In a more recent decision in Curtis v Curtis [2023] NSWSC 1164 the court concluded that while every case will be decided on its own facts, dependency is a relatively low test and does not require “financial or other material assistance”.

“Even where the grandparent had not ever provided money or gifts, this did not necessarily prevent the court from concluding partial dependency existed,” Burgess said.

“This therefore justified a trial decision to allocate 20 per cent of the proceeds of the sale of a house, being the deceased estate’s only substantial asset, to each of the two children of a son that had predeceased his father.”

He added that on appeal in Curtis v Curtis [2024] NSWCA 136, the court concluded the grandchildren were entitled to no share of the estate stating that before making any order for grandchildren under a family provision application it first must be satisfied whether the grandchildren were at any particular time wholly or partly dependent upon the deceased.
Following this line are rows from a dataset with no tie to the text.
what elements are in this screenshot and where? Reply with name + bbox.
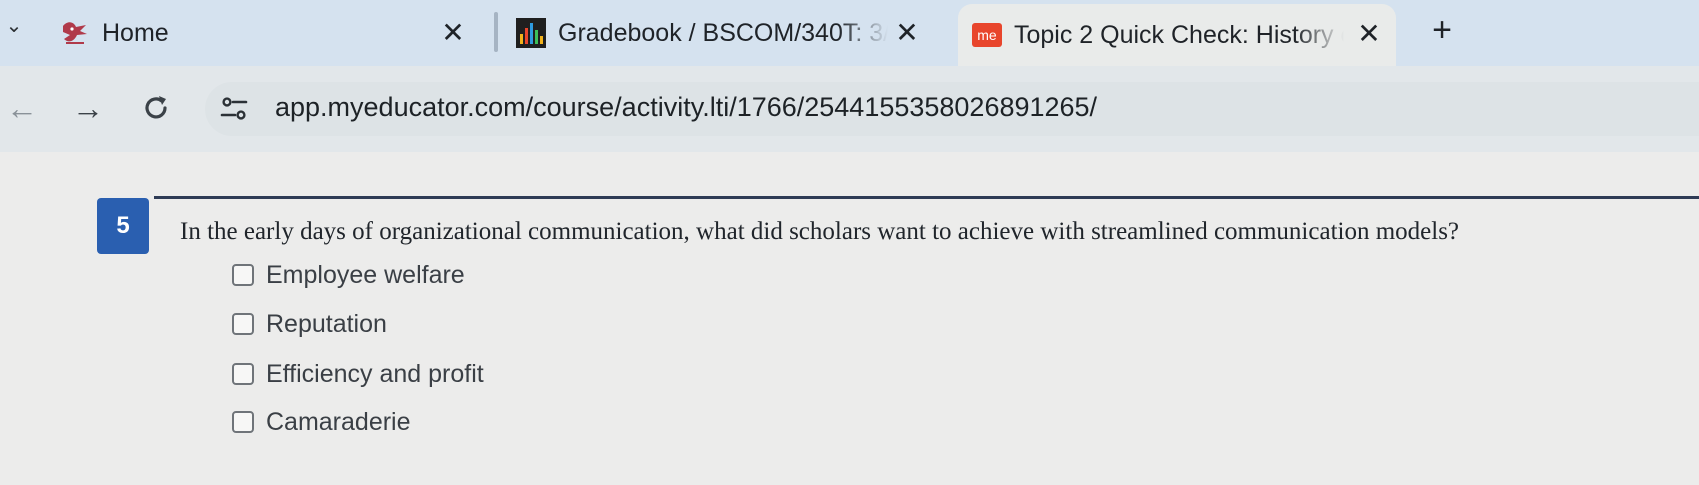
bird-logo-icon: [60, 18, 90, 48]
checkbox[interactable]: [232, 411, 254, 433]
option-label: Camaraderie: [266, 407, 411, 436]
checkbox[interactable]: [232, 313, 254, 335]
close-tab-icon[interactable]: ✕: [890, 16, 924, 50]
browser-window: ⌄ Home ✕ Gradebook / BSCOM/340T: 3/1 ✕ m…: [0, 0, 1699, 485]
option-label: Employee welfare: [266, 260, 465, 289]
url-text: app.myeducator.com/course/activity.lti/1…: [275, 92, 1098, 122]
address-bar[interactable]: app.myeducator.com/course/activity.lti/1…: [205, 82, 1699, 136]
tab-separator: [494, 12, 498, 52]
tab-title: Home: [102, 18, 169, 47]
reload-icon[interactable]: [134, 86, 178, 130]
myeducator-favicon-text: me: [977, 27, 997, 43]
tab-strip: ⌄ Home ✕ Gradebook / BSCOM/340T: 3/1 ✕ m…: [0, 0, 1699, 66]
close-tab-icon[interactable]: ✕: [436, 16, 470, 50]
option-label: Reputation: [266, 309, 387, 338]
question-divider: [154, 196, 1699, 199]
site-settings-icon[interactable]: [219, 94, 249, 124]
answer-option-camaraderie[interactable]: Camaraderie: [232, 405, 411, 439]
quiz-page: 5 In the early days of organizational co…: [0, 152, 1699, 485]
question-number-badge: 5: [97, 198, 149, 254]
tab-gradebook[interactable]: Gradebook / BSCOM/340T: 3/1 ✕: [516, 6, 934, 60]
tab-home[interactable]: Home ✕: [60, 6, 480, 60]
tab-title: Topic 2 Quick Check: History of: [1014, 20, 1344, 49]
close-tab-icon[interactable]: ✕: [1352, 17, 1386, 51]
answer-option-employee-welfare[interactable]: Employee welfare: [232, 258, 465, 292]
myeducator-icon: me: [972, 20, 1002, 50]
tab-topic-quick-check[interactable]: me Topic 2 Quick Check: History of ✕: [958, 4, 1396, 66]
checkbox[interactable]: [232, 363, 254, 385]
tab-title: Gradebook / BSCOM/340T: 3/1: [558, 18, 888, 47]
answer-option-reputation[interactable]: Reputation: [232, 307, 387, 341]
forward-arrow-icon[interactable]: →: [66, 86, 110, 130]
new-tab-button[interactable]: +: [1424, 12, 1460, 48]
checkbox[interactable]: [232, 264, 254, 286]
question-text: In the early days of organizational comm…: [180, 218, 1460, 245]
option-label: Efficiency and profit: [266, 359, 484, 388]
browser-toolbar: ← → app.myeducator.com/course/activity.l…: [0, 66, 1699, 152]
answer-option-efficiency-and-profit[interactable]: Efficiency and profit: [232, 357, 484, 391]
bar-chart-icon: [516, 18, 546, 48]
back-arrow-icon[interactable]: ←: [0, 86, 44, 130]
tab-search-chevron-icon[interactable]: ⌄: [2, 14, 26, 38]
Secondly, the court found having regard to all the circumstances of the case, whether there were factors warranting the making of the application, and finally, whether adequate provision for the proper maintenance, education or advancement in life of the grandchildren had not been made in the deceased’s will.

“Here, the 'central peculiarity' of the case was held to be why the deceased changed his will (and continued the approach in a later will) to exclude his grandchildren, when there was evidence suggesting the accepted (by the trial judge) quasi-parental relationship with the grandchildren was not present – evidence that were 'illogical' for the trial judge to have ignored, given the changes to the will,” Burgess said.

“An alleged statement by the willmaker that his other son (who was effectively denied 40 per cent of his father's estate by the trial decision) would 'take care of' the grandchildren when the willmaker was 'not around' did not mean the willmaker's son would provide money or assets.”

The court ruled that a more natural reading of the words was that of a grandfather to young men whose father had died a decade earlier, that after the grandfather died, their uncle would be an older male to whom they could talk and from whom they could seek advice and that 'take care of' does not necessarily mean 'give money to' and no testamentary intention should have been ascribed to the phrase.

“Even if the phrase and other debatable evidence supporting the claim by the grandchildren was accepted, it was insufficient to amount to something which would have converted the grandchildren to be regarded as natural objects of testamentary disposition that there was nothing to support a social, domestic or moral obligation upon the willmaker to leave any part of his estate to his grandchildren,” Burgess said.

“While it was accepted the trial judge had formed an unfavourable view of the willmaker's son, this was largely irrelevant to the key question of whether the grandchildren had made a case that there were factors warranting disturbing the testamentary wishes set out in the will.”

He concluded that the court confirmed that the question should have been answered in the negative and that it was difficult to avoid a conclusion that the trial judge’s adverse views of the willmaker's son contributed to being distracted from the real issues.

“Ultimately, the key point in considering dependency is that it should be considered 'a gateway for the court to consider whether there are factors that warrant the making of an application for provision by a grandchild' out of their grandparent’s estate,” Burgess said.

“While the degree of dependence will generally be relevant to the merits of the claim, it is inappropriate to conflate the questions (see Chisak v Presot [2022] NSWCA 100).”